Zoë Beck: Vermittlerin zwischen der klassischen und der digitalen Buchwelt

Kurze Beschreibung der Persönlichkeit, die nominiert wird

Zoë Beck Zoë Beck (*1975) arbeitet als Autorin und Übersetzerin und leitet zusammen mit Jan Karsten den eBook-Verlag CulturBooks – Elektrische Bücher. 2010 erhielt sie den Friedrich-Glauser-Preis in der Sparte “Bester Kurzkrimi”. 2011 war sie wieder mit einem Kurzkrimi nominiert, “Das alte Kind” war auf der Shortlist für den Friedrich-Glauser-Preis in der Sparte “Bester Roman”. “Das zerbrochene Fenster” wurde von der Jury der KrimiZEITBestenliste unter die zehn besten Kriminalromane im September 2012 gewählt. „Brixton Hill“ war 2014 drei Monate lang auf der KrimiZEITBestenliste.

In welcher Hinsicht hat die Persönlichkeit im letzten Jahr einen Unterschied gemacht?

Im Jahr 2014 hat Zoë Beck u.a. den Radio-Bremen-Krimipreis erhalten. Bei diesem Krimipreis handelt es sich um einen der wichtigsten deutschen Krimipreise. Doch auch im Netz kommt man an Zoë Beck nicht vorbei: So arbeitet sie nicht nur als freie Autorin und Übersetzerin. Vor kurzer Zeit hat sie sogar ihren eigenen eBook-Verlag gegründet. Dort publiziert sie zusammen mit Jan Karsten nur literarische Texte, die ihr gefallen. Darüber hinaus bringt sie sich in die unterschiedlichsten Diskussionen des sich wandelnden Buchmarkts aktiv und konstruktiv ein und bereichert diese durch wichtige Gesichtspunkte und durch ihre reflektierte Art.

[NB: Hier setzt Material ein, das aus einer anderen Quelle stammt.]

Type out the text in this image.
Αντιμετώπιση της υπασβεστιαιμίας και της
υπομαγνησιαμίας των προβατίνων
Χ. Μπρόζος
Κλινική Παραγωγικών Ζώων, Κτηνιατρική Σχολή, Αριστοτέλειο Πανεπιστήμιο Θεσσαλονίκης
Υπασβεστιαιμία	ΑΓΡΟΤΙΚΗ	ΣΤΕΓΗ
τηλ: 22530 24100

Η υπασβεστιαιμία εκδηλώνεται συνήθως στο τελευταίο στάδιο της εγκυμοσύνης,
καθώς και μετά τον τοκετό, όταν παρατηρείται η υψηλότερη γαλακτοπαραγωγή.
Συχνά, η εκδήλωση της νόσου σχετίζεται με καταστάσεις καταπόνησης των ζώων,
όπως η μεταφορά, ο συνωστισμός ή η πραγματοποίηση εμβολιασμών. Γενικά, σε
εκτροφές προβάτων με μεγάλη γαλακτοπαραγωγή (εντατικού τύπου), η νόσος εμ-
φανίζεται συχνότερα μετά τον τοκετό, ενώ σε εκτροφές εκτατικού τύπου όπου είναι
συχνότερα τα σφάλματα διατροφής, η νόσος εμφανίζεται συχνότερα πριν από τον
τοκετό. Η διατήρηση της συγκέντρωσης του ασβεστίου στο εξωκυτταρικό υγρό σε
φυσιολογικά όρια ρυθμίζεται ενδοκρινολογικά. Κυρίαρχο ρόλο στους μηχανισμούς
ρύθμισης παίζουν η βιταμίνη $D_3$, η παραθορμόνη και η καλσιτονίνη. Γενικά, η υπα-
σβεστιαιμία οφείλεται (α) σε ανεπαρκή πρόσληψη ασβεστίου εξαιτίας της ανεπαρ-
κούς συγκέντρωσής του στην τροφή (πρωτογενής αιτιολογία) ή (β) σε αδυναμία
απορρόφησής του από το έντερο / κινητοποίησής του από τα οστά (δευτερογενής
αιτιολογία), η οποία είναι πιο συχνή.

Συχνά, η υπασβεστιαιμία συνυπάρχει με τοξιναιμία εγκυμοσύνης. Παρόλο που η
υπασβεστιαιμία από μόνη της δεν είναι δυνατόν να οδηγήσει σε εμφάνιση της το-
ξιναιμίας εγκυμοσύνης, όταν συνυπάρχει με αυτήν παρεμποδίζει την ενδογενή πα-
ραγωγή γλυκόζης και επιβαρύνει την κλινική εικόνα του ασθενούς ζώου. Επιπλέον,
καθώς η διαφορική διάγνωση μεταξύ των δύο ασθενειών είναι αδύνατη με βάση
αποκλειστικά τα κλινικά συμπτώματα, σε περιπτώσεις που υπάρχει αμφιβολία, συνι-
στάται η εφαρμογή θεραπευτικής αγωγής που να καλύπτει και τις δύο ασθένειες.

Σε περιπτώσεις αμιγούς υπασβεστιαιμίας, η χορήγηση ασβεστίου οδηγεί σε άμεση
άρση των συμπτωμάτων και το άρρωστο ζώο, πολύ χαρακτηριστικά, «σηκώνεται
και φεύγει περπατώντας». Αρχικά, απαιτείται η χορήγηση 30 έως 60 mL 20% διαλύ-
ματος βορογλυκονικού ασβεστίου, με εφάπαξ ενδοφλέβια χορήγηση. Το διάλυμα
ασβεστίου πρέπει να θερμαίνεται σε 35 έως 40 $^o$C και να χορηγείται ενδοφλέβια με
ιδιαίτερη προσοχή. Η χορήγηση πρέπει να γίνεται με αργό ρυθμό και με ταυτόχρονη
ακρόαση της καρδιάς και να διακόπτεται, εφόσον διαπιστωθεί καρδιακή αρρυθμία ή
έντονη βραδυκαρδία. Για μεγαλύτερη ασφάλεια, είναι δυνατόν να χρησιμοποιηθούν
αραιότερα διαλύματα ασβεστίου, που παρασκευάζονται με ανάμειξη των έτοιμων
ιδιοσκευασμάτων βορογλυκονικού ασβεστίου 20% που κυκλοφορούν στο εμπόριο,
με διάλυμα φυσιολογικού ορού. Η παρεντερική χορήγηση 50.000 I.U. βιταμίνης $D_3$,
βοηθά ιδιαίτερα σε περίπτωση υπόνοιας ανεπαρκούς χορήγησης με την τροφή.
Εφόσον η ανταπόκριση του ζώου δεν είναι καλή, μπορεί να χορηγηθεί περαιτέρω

Wie hat die Persönlichkeit es geschafft, andere anzustecken?

Wenn man ein Beispiel für erfolgreiches Autorenmarketing in Deutschland sucht, fällt einem sofort Zoë Beck ein. Sie schreibt nicht nur Bücher, ist sehr gut vernetzt und schleudert ihre guten Gedanken in die Netzwelt – sie engagiert sich auch darüber hinaus sehr für die Online-Buchbranche: sei es auf Podien, in ihren Online-Artikeln oder in ihrem eigenen eBook-Verlag. Deshalb nominiere ich Zoë Beck, eben weil sie nicht nur eine erfolgreiche Autorin und ein kritischer Geist ist, sondern auch sehr netzaffin und weil sie fast schon so etwas wie eine Vermittlungsposition zwischen der klassischen und der digitalen Buchwelt innehat. Außerdem ist sie auch richtig nett.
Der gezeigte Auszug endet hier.